Well, in the LLM case, you probably can at least understand the language. This is not a racial slur, BTW. There are tons of people from India that speak good English. But the ones hired for call-centers are usually those that cannot do anything else.

As far as I can tell it's random. You can call for assistance, get someone who is totally incomprehensible, hang up, call back the same number, and get someone with a perfectly understandable accent the next time. I think it's just too much to hope for that the call center filled with people who don't know what they're supporting will have competent HR.

Comment Re:Whoosh (Score 1) 79

Time will tell who is correct.

Time already told. Cameras + LIDAR is superior to cameras alone and all else being equal always will be, period. Vehicles with both just plain have more information to work with, period. People like to say all the time that humans make mistakes and self-driving cars only have to be better than them, but the ones boosting Tesla who are saying that are forgetting that one of the reasons that humans make mistakes is fallibility of "sensor" input.
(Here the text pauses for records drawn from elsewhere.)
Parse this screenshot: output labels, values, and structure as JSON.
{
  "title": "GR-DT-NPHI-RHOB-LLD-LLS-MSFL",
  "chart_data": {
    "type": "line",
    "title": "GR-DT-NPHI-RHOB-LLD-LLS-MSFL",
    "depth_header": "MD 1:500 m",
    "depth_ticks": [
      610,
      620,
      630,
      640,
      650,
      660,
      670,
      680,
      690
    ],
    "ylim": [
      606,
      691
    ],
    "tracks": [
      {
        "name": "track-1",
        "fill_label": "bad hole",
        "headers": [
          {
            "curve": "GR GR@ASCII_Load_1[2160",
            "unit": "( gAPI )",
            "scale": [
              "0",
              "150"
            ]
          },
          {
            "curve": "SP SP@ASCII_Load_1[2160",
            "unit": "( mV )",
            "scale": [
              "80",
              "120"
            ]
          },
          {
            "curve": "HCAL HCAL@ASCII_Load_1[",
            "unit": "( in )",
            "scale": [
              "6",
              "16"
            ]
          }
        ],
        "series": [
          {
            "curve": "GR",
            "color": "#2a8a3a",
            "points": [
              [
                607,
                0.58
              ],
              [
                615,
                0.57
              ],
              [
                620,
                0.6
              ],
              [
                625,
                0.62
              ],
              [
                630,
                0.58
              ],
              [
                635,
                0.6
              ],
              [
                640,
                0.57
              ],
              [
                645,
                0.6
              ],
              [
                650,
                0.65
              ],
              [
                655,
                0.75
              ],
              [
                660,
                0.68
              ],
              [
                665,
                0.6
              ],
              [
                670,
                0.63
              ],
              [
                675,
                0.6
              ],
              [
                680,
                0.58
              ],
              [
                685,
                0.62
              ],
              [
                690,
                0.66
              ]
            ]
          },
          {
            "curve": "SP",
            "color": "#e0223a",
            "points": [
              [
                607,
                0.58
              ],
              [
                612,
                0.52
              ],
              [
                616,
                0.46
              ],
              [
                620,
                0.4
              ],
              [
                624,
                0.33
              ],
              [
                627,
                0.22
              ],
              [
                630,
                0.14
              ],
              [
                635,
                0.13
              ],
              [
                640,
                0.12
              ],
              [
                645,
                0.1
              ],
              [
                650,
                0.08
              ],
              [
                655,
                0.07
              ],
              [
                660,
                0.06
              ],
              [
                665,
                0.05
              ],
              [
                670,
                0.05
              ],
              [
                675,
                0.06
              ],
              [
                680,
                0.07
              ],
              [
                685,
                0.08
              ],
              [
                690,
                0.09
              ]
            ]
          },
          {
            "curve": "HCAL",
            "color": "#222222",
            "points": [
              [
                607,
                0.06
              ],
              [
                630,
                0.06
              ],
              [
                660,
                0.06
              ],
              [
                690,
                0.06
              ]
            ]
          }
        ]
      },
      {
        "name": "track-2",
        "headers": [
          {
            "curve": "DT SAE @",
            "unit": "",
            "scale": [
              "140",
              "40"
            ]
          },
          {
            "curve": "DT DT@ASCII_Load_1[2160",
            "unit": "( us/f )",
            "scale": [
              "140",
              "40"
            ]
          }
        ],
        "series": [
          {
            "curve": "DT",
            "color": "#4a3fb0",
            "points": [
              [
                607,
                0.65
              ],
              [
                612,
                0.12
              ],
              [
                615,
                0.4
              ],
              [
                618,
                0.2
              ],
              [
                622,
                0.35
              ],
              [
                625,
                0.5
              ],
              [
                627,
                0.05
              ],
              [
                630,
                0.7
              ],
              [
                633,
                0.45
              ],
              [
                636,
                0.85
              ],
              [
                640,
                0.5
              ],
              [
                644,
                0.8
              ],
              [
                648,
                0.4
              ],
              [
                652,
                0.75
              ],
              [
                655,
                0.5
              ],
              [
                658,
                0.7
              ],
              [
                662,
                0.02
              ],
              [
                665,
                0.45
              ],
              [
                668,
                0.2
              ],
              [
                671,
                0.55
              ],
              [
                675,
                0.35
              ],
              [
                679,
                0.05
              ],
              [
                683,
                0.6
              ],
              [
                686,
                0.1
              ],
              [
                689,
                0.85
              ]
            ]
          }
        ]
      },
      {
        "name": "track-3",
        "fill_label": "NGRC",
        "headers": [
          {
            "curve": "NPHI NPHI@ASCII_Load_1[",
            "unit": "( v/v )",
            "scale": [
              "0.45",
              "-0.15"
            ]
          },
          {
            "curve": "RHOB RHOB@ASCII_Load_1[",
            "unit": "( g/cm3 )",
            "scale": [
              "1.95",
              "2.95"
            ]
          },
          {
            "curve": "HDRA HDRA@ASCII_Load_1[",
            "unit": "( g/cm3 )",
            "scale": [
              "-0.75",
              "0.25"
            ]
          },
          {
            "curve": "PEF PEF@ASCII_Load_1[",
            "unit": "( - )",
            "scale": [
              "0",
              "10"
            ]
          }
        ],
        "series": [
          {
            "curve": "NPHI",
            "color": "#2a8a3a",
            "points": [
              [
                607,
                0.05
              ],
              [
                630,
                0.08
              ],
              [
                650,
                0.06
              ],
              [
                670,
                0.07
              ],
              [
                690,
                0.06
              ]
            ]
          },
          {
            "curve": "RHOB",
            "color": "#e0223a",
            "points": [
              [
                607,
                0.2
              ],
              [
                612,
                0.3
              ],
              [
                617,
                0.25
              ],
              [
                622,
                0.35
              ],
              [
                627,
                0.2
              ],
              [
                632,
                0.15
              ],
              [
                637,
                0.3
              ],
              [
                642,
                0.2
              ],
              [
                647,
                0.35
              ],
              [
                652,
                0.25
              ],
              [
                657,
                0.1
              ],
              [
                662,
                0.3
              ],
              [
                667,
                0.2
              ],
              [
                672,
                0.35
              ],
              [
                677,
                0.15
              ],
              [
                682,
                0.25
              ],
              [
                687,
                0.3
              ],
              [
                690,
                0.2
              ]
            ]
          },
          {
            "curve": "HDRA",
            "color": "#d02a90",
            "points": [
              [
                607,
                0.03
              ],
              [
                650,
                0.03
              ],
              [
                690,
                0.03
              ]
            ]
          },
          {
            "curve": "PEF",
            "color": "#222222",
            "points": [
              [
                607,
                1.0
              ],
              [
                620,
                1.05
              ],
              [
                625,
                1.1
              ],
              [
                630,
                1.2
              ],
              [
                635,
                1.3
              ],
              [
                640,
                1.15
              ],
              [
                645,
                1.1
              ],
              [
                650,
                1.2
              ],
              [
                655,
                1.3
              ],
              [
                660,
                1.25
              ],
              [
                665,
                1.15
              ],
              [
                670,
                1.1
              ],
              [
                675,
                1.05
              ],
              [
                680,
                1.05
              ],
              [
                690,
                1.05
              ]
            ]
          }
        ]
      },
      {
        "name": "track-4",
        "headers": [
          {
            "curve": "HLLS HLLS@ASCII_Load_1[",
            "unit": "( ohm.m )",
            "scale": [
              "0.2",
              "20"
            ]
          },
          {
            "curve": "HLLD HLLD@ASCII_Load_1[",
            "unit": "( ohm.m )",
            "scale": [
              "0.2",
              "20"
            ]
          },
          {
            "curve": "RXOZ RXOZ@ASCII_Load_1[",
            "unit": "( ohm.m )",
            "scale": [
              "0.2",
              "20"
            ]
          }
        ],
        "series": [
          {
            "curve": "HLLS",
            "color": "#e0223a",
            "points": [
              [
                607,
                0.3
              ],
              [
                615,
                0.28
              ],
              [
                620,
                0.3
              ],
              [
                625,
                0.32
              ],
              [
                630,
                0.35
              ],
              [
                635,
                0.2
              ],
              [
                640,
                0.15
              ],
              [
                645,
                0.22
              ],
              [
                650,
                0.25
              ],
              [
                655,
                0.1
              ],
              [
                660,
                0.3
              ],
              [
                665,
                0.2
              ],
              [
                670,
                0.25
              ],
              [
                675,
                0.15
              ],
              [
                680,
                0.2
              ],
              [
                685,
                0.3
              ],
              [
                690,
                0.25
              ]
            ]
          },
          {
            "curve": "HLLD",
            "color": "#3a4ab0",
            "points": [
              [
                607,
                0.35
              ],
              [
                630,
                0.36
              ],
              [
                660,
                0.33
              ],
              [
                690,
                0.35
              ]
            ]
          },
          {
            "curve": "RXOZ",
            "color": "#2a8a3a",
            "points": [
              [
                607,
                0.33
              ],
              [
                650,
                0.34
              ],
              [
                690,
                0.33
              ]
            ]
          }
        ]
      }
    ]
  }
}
Comment Re:And nearly all developers say ... (Score 0) 58

We know how investing works. You invest in Big Pharma, then you do a bunch of "charity" work which involves directing your foundation founded with stolen money to invest in Big Pharma, and requiring third world nations to adopt western IP law before they can get vaccinations. Then you wind up richer than before you gave "all" of your money away to your tax dodge^W^Wfoundation.

Comment Re:just get rid of EV charging altogether (Score 1) 107

A robot can do it in less than a minute.

You don't mean Tesla, where nobody ever saw a battery swap actually occurring and a large percentage of the batteries (the ones in the Model S) were installed partially with adhesive so absolutely nobody ever got a battery swap?
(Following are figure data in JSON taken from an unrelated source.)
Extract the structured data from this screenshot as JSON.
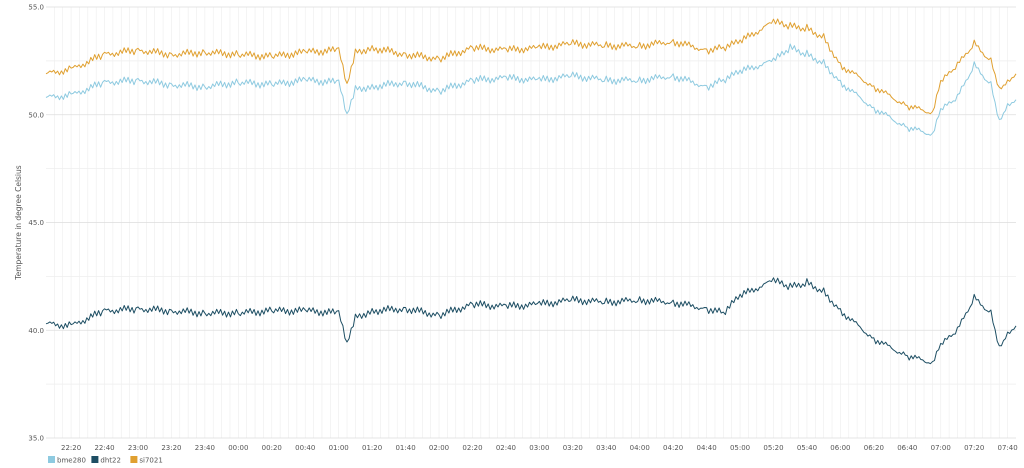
{
  "chart_data": {
    "type": "line",
    "title": "",
    "xlabel": "",
    "ylabel": "Temperature in degree Celsius",
    "ylim": [
      35.0,
      55.0
    ],
    "yticks": [
      "35.0",
      "40.0",
      "45.0",
      "50.0",
      "55.0"
    ],
    "grid": true,
    "legend_position": "bottom-left",
    "x_time_start": "22:05",
    "x_time_end": "07:45",
    "x_tick_labels": [
      "22:20",
      "22:40",
      "23:00",
      "23:20",
      "23:40",
      "00:00",
      "00:20",
      "00:40",
      "01:00",
      "01:20",
      "01:40",
      "02:00",
      "02:20",
      "02:40",
      "03:00",
      "03:20",
      "03:40",
      "04:00",
      "04:20",
      "04:40",
      "05:00",
      "05:20",
      "05:40",
      "06:00",
      "06:20",
      "06:40",
      "07:00",
      "07:20",
      "07:40"
    ],
    "x": [
      "22:05",
      "22:20",
      "22:40",
      "23:00",
      "23:20",
      "23:40",
      "00:00",
      "00:20",
      "00:40",
      "01:00",
      "01:05",
      "01:10",
      "01:20",
      "01:40",
      "02:00",
      "02:20",
      "02:40",
      "03:00",
      "03:20",
      "03:40",
      "04:00",
      "04:20",
      "04:40",
      "04:50",
      "05:00",
      "05:20",
      "05:30",
      "05:40",
      "05:50",
      "06:00",
      "06:20",
      "06:40",
      "06:55",
      "07:00",
      "07:10",
      "07:20",
      "07:30",
      "07:35",
      "07:40",
      "07:45"
    ],
    "series": [
      {
        "name": "bme280",
        "color": "#8ecae0",
        "values": [
          50.8,
          50.9,
          51.5,
          51.6,
          51.4,
          51.3,
          51.5,
          51.4,
          51.6,
          51.5,
          49.9,
          51.2,
          51.3,
          51.5,
          51.1,
          51.6,
          51.7,
          51.6,
          51.8,
          51.6,
          51.6,
          51.8,
          51.3,
          51.6,
          52.0,
          52.5,
          53.1,
          52.8,
          52.4,
          51.5,
          50.3,
          49.4,
          49.1,
          50.2,
          50.8,
          52.3,
          51.4,
          49.7,
          50.5,
          50.7
        ]
      },
      {
        "name": "dht22",
        "color": "#1d4e63",
        "values": [
          40.3,
          40.2,
          40.9,
          41.0,
          40.9,
          40.8,
          40.8,
          40.9,
          40.9,
          40.8,
          39.3,
          40.6,
          40.9,
          41.0,
          40.7,
          41.2,
          41.1,
          41.2,
          41.4,
          41.3,
          41.4,
          41.3,
          41.0,
          40.8,
          41.6,
          42.3,
          42.0,
          42.2,
          41.8,
          40.9,
          39.6,
          38.8,
          38.5,
          39.3,
          40.0,
          41.5,
          40.8,
          39.2,
          39.9,
          40.2
        ]
      },
      {
        "name": "si7021",
        "color": "#e0a030",
        "values": [
          51.9,
          52.1,
          52.8,
          53.0,
          52.8,
          52.9,
          52.8,
          52.7,
          52.9,
          53.0,
          51.3,
          52.9,
          53.1,
          52.8,
          52.6,
          53.1,
          53.0,
          53.1,
          53.3,
          53.2,
          53.2,
          53.4,
          53.0,
          53.1,
          53.4,
          54.3,
          54.1,
          54.0,
          53.6,
          52.3,
          51.3,
          50.4,
          50.1,
          51.5,
          52.3,
          53.3,
          52.5,
          51.2,
          51.6,
          51.9
        ]
      }
    ]
  }
}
For this, all batteries need to be standardized.

Tell us you know nothing about automotive design without telling us.

We do this with electronics batteries, so it should be a no-brainer.

We mostly don't. Most devices no longer have user-replaceable batteries.

Comment Re:AI is not the problem. (Score 1) 163

No. Under capitalism, each person controls their own property.

That's not true, though.

Bill Gates or Elon Musk don't get to tell me what kind of car or house I can have or how I should care for them.

Yes, they absolutely do. The wealthy buy the laws, and the laws determine what kind of car or house you can have and how you should care for them.

If I take on a second job or get promoted, they have no say in what I do with that extra money.

They are deciding that right now. It's called the "big beautiful bill". They are deciding who gets taxed how much, and on what basis, so they can decide that you get to keep less of your money, and they get to keep more of theirs. Denialism doesn't change that.

If a rich person or company gains too much control of a market, the government can and should step in. That's what antitrust law is for, though the US hasn't been enforcing this law very well of late. But that's a government problem, not a capitalism problem.

It's absolutely a capitalism problem right now, because capitalism is what gives the people making the decisions the power to make those decisions. Capitalism decided that corporations should be able to make political donations, so that capitalism could make more of the decisions.